Over the weekend, I was stuck on this six hour bus ride from Dayton, Ohio to Champaign, Illinois, and I was right in the middle of all the damn tuba players. I was sitting next to one of them (a cool one), and somehow, the conversation turned to religion. I honestly don't remember how. The guy that I was sitting next to was "questioning," but the guys in front of and behind us were die-hard Jesus freaks.
I don't know what possesed me to ask them this, but I posed the question: If you believe that belief in Jesus Christ is the only way to get to Heaven, don't you think it's your responsibility to show me the way?
The one in front of me hemmed and hawed and gave me some bullshit answer, but the guy behind me decided to step up and rephrase the bullshit answer in a more confident way. He said that belief in Jesus was the only was FOR HIM to get to Heaven (why the rules are different for each person, I'm not sure), but that God is just, and when I die, he will judge me justly. However, God would not allow one of his children to go astray, so if I am meant for it, He will show me the way.
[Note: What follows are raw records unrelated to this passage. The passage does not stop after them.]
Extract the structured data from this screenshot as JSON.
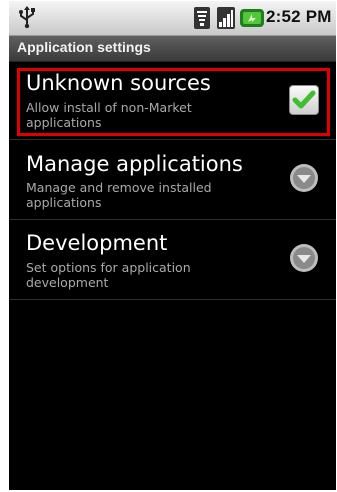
{
  "status_bar": {
    "time": "2:52 PM",
    "icons": [
      "usb-icon",
      "wifi-signal-icon",
      "cell-signal-icon",
      "battery-icon"
    ]
  },
  "header": {
    "title": "Application settings"
  },
  "settings": [
    {
      "title": "Unknown sources",
      "subtitle": "Allow install of non-Market applications",
      "control": "checkbox",
      "checked": true
    },
    {
      "title": "Manage applications",
      "subtitle": "Manage and remove installed applications",
      "control": "arrow"
    },
    {
      "title": "Development",
      "subtitle": "Set options for application development",
      "control": "arrow"
    }
  ],
  "colors": {
    "highlight": "#e10000",
    "check": "#3fbf2f",
    "background": "#000000"
  }
}
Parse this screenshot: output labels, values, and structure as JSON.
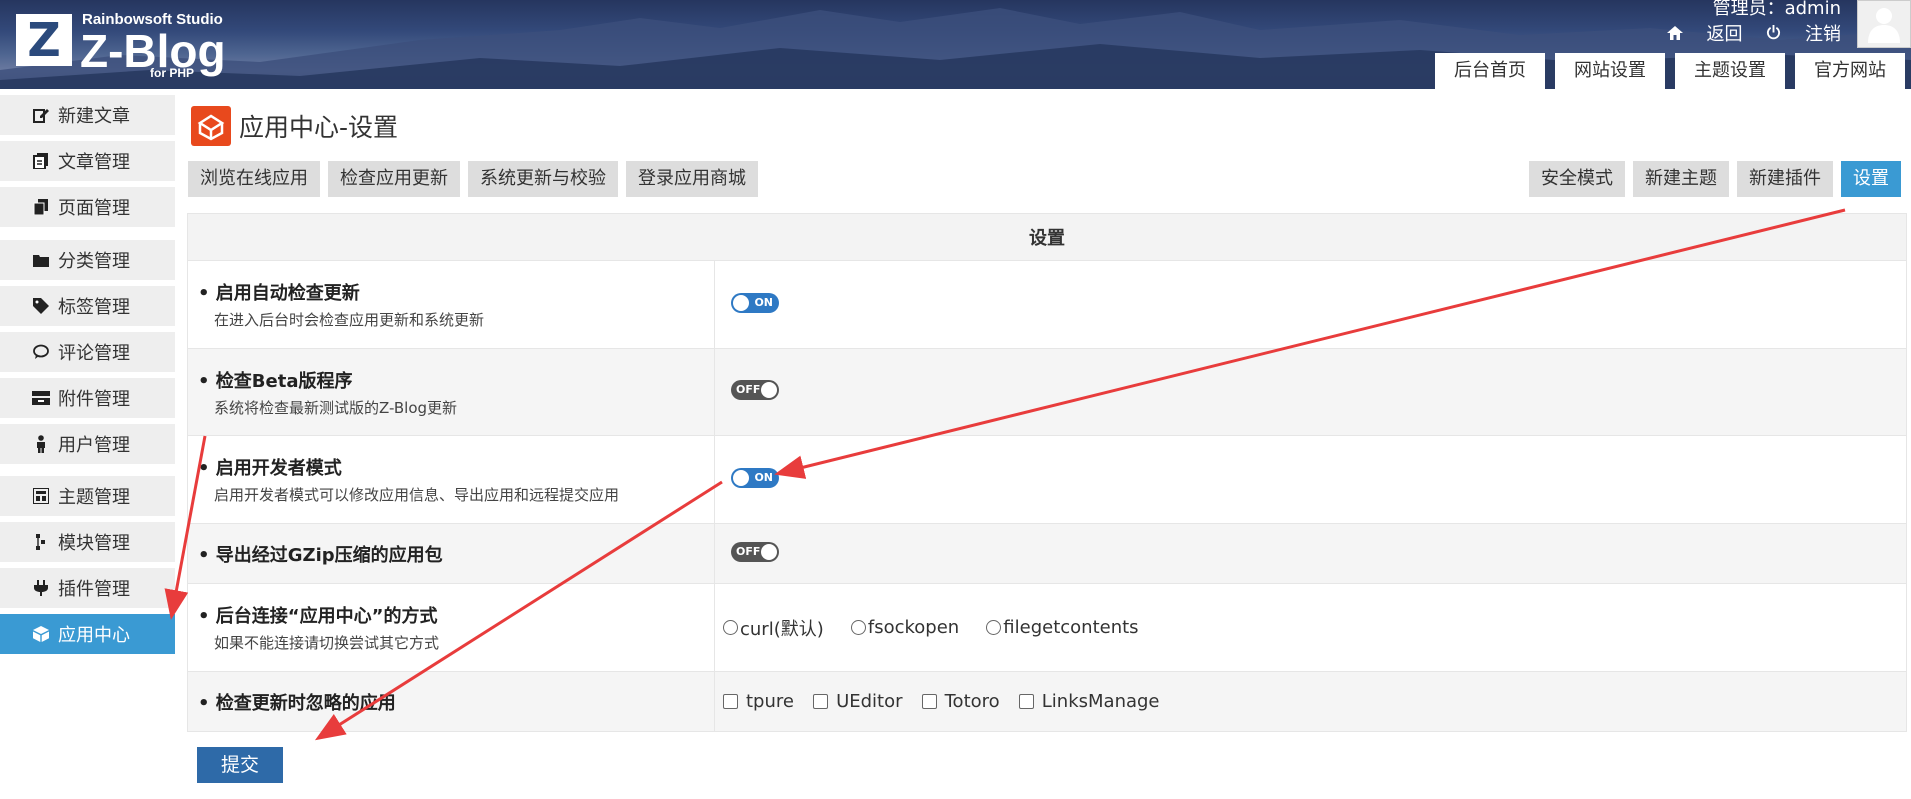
{
  "header": {
    "studio": "Rainbowsoft Studio",
    "brand": "Z-Blog",
    "brand_sub": "for PHP",
    "logo_letter": "Z",
    "admin_line": "管理员：admin",
    "back": "返回",
    "logout": "注销",
    "tabs": [
      "后台首页",
      "网站设置",
      "主题设置",
      "官方网站"
    ]
  },
  "sidebar": {
    "items": [
      {
        "label": "新建文章",
        "icon": "edit-icon"
      },
      {
        "label": "文章管理",
        "icon": "articles-icon"
      },
      {
        "label": "页面管理",
        "icon": "pages-icon"
      },
      {
        "label": "分类管理",
        "icon": "folder-icon"
      },
      {
        "label": "标签管理",
        "icon": "tag-icon"
      },
      {
        "label": "评论管理",
        "icon": "comment-icon"
      },
      {
        "label": "附件管理",
        "icon": "attachment-icon"
      },
      {
        "label": "用户管理",
        "icon": "user-icon"
      },
      {
        "label": "主题管理",
        "icon": "theme-icon"
      },
      {
        "label": "模块管理",
        "icon": "module-icon"
      },
      {
        "label": "插件管理",
        "icon": "plugin-icon"
      },
      {
        "label": "应用中心",
        "icon": "app-center-icon"
      }
    ],
    "active_item": "应用中心"
  },
  "page": {
    "title": "应用中心-设置",
    "left_buttons": [
      "浏览在线应用",
      "检查应用更新",
      "系统更新与校验",
      "登录应用商城"
    ],
    "right_buttons": [
      "安全模式",
      "新建主题",
      "新建插件",
      "设置"
    ],
    "active_button": "设置"
  },
  "settings": {
    "table_header": "设置",
    "rows": {
      "auto_check": {
        "title": "启用自动检查更新",
        "desc": "在进入后台时会检查应用更新和系统更新",
        "state": "ON"
      },
      "beta": {
        "title": "检查Beta版程序",
        "desc": "系统将检查最新测试版的Z-Blog更新",
        "state": "OFF"
      },
      "dev_mode": {
        "title": "启用开发者模式",
        "desc": "启用开发者模式可以修改应用信息、导出应用和远程提交应用",
        "state": "ON"
      },
      "gzip": {
        "title": "导出经过GZip压缩的应用包",
        "state": "OFF"
      },
      "connect": {
        "title": "后台连接“应用中心”的方式",
        "desc": "如果不能连接请切换尝试其它方式",
        "options": [
          "curl(默认)",
          "fsockopen",
          "filegetcontents"
        ]
      },
      "ignore": {
        "title": "检查更新时忽略的应用",
        "options": [
          "tpure",
          "UEditor",
          "Totoro",
          "LinksManage"
        ]
      }
    },
    "submit": "提交"
  },
  "colors": {
    "accent": "#3a9ad3",
    "submit": "#2e6aa8",
    "toggle_on": "#2e79c4",
    "toggle_off": "#555555",
    "title_icon": "#e8491d",
    "annotation_arrow": "#e83c3c"
  }
}
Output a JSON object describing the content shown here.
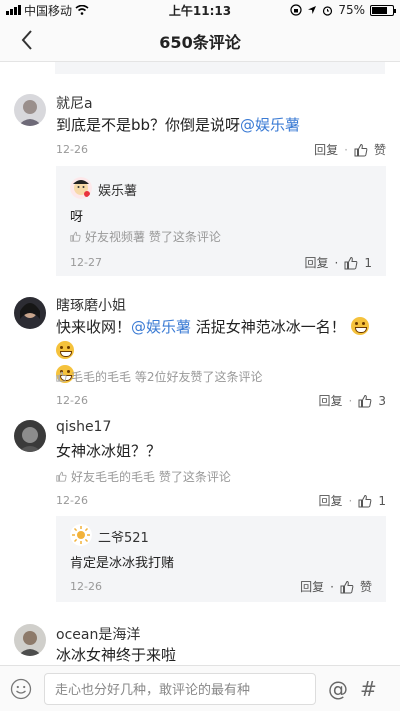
{
  "status": {
    "carrier": "中国移动",
    "time": "上午11:13",
    "battery": "75%",
    "battery_level": 0.75
  },
  "nav": {
    "back_icon": "chevron-left-icon",
    "title": "650条评论"
  },
  "comments": [
    {
      "user": "就尼a",
      "text_prefix": "到底是不是bb？你倒是说呀",
      "mention": "@娱乐薯",
      "date": "12-26",
      "reply_label": "回复",
      "like_label": "赞",
      "reply": {
        "user": "娱乐薯",
        "text": "呀",
        "liked_by": "好友视频薯 赞了这条评论",
        "date": "12-27",
        "reply_label": "回复",
        "like_count": "1"
      }
    },
    {
      "user": "瞎琢磨小姐",
      "text_prefix": "快来收网！",
      "mention": "@娱乐薯",
      "text_suffix": " 活捉女神范冰冰一名！",
      "liked_by": "毛毛的毛毛 等2位好友赞了这条评论",
      "date": "12-26",
      "reply_label": "回复",
      "like_count": "3"
    },
    {
      "user": "qishe17",
      "text": "女神冰冰姐？？",
      "liked_by": "好友毛毛的毛毛 赞了这条评论",
      "date": "12-26",
      "reply_label": "回复",
      "like_count": "1",
      "reply": {
        "user": "二爷521",
        "text": "肯定是冰冰我打赌",
        "date": "12-26",
        "reply_label": "回复",
        "like_label": "赞"
      }
    },
    {
      "user": "ocean是海洋",
      "text": "冰冰女神终于来啦"
    }
  ],
  "bottom": {
    "placeholder": "走心也分好几种，敢评论的最有种",
    "at_symbol": "@",
    "hash_symbol": "#"
  }
}
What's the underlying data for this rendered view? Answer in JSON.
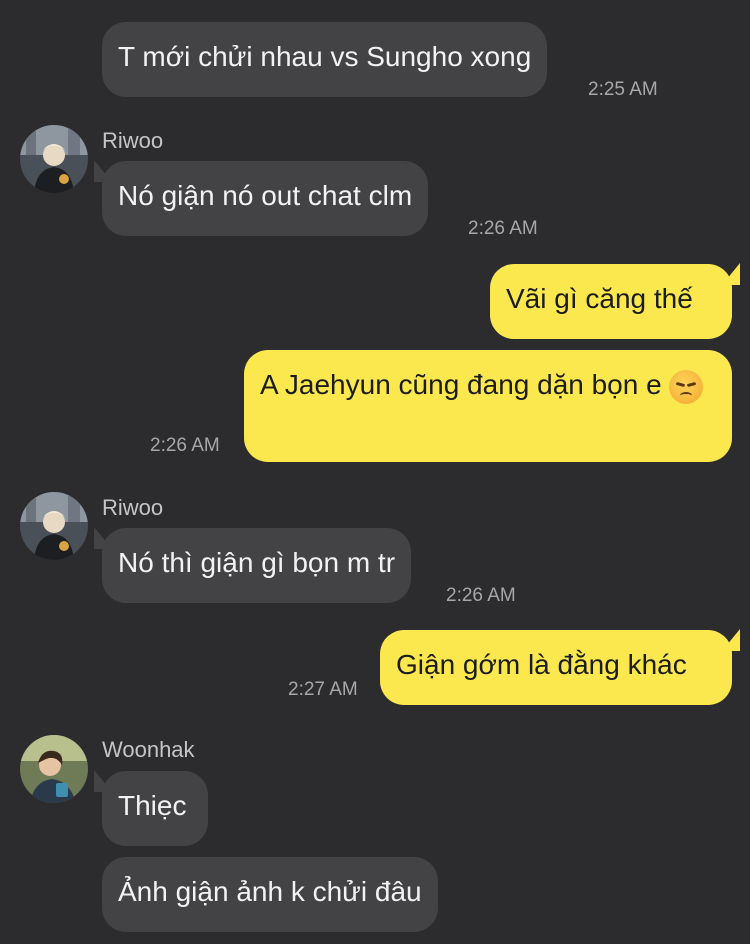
{
  "messages": {
    "m1": {
      "text": "T mới chửi nhau vs Sungho xong",
      "time": "2:25 AM"
    },
    "m2": {
      "sender": "Riwoo",
      "text": "Nó giận nó out chat clm",
      "time": "2:26 AM"
    },
    "m3": {
      "text": "Vãi gì căng thế"
    },
    "m4": {
      "text": "A Jaehyun cũng đang dặn bọn e",
      "emoji": "disappointed-face",
      "time": "2:26 AM"
    },
    "m5": {
      "sender": "Riwoo",
      "text": "Nó thì giận gì bọn m tr",
      "time": "2:26 AM"
    },
    "m6": {
      "text": "Giận gớm là đằng khác",
      "time": "2:27 AM"
    },
    "m7": {
      "sender": "Woonhak",
      "text": "Thiẹc"
    },
    "m8": {
      "text": "Ảnh giận ảnh k chửi đâu"
    }
  },
  "colors": {
    "background": "#2c2c2e",
    "incoming_bubble": "#434345",
    "outgoing_bubble": "#fbe84f",
    "timestamp": "#a7a7aa"
  }
}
So I guess the implication was that, yes, if I continue to refuse to believe in God and Jesus, I will go to hell, but since it is God's responsibility to show me the way, the dude I was talking to could wash his hands and not have to feel guilty for not doing his part to save my immortal soul. Of course, since God is the one who will either choose or not choose to have me be born again, He therefore is just kind of deciding on my behalf whether or not I will go to hell. But I didn't say that.
Anyway, just now, JUST now, I was eating dinner in this little cafe. It was kind of crowded and loud, and there was a large group of twenty-ish white boys sitting around a table talking. As the crowd thinned out, I was able to hear what they were saying. They were having a Bible study. And one of the guys was the guy I talked to last weekend.
I could tell he was looking at me, but I refused to make eye contact with him. I just looked out the window and strained my ear to listen in on their discussion.
They were talking about the Holy Ghost coming to Jesus on the cross. They were talking about the nature of the Holy Ghost, and how they had "experienced" Him/It in their own lives.
It absolutely blows my mind. Here's a group of intelligent, partially-college educated young men; they can look at Roman mythology, at Egytian mythology, at Indian mythology, and take it all in a historical perspective; but when they look at Christian mythology, for some reason they say, "This mythology is DIFFERENT. This mythology is REAL."
It's absurd, to borrow Brian's word of the day.
Of course, I understand why they want to believe that way.
I was sitting alone in a restaraunt (and, in fact, it has been weeks since I've had a meal in the company of anyone but myself), and I was staring out the window into darkness while vicariously participating in a conversation I was definitely not a part of. And I thought,
God. It would be really great to be able to believe that I'm not alone right now.
That I'm never alone.
That there's always some kind of ambiguous parental figure right there to protect me from the harsh realities of life and warm the lonely autumn nights.